The second major change took me from a little faint to broken. A good friend of mine fell down, hit his head, and passed away suddenly. The rocky world as I knew it became a sudden place of sadness. Life started to feel overwhelmingly short, and hard to fathom. And though I clung strong to the Creator, I felt very small and a little lost. 

And so these two major changes made me realize that I needed to stop writing for a while so I could take some time to learn. I wanted to get closer with God and what He had for me, but I also wanted to get reacquainted with myself, not just as a writer, but as a whole person. I wanted to be strengthened and changed and made new through the knowledge of the Lord, who I was starting to realize, was very very awesome in the midst of a terrifyingly chaotic world. And I was once again on a raft in the middle of the flood waters, but instead of feeling sorry or hurt, I was learning strength and trust.

I came back to you now with another new beginning- this time for Red Sky, for the hopes that I had when I first started writing back in 2011. In my time away, I have learned three invaluable lessons that I believe will shape this next stage of my heart as I pour it out on to these webpages. 

Lesson 1: Much of what we do and who we are is shaped by fear. We can almost always look back on mistakes we've made and ask ourselves, "what was I afraid of?" We can do the same for others. It is the first step to understanding what makes a person up. 

Lesson 2: Understanding a person is essential to loving them wholeheartedly. When we see someone in their entirety, and love them the same way, we open up the opportunity for changes in ourselves, and in each other, that may have never have seemed possible. 

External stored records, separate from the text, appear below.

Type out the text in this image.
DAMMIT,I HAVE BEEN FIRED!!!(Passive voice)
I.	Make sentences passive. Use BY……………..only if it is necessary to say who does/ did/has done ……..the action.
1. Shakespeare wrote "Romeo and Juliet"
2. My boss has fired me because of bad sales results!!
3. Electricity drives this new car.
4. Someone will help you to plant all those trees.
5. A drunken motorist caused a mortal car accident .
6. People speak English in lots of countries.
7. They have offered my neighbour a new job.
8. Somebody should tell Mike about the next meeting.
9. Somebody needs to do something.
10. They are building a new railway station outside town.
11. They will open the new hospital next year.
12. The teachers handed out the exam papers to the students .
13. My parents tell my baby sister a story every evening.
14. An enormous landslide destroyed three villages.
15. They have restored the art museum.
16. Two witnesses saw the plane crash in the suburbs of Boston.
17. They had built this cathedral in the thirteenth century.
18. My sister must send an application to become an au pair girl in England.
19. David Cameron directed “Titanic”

Lesson 3: Even things that don't seem possible are easily attainable for God. (You may have known this already, but I needed some prompting). The world boxes God unintentionally- we limit Him without even knowing that is what we are doing. I have learned that the remedy for this is only to ask Him to make my heart and His match- to make us have the same desires, the same eyes, and the same hope. This frightening lesson was the one that most prompted me to come back to you, readers, and start new. 

Red Sky has a new look, a simpler look, and I hope it will hold new messages that will touch both your heart and mine. All the older entries are still in the archives for anyone who might like to look back as well- as for me, I am looking forward.

And I am looking forward to sharing my heart with you again.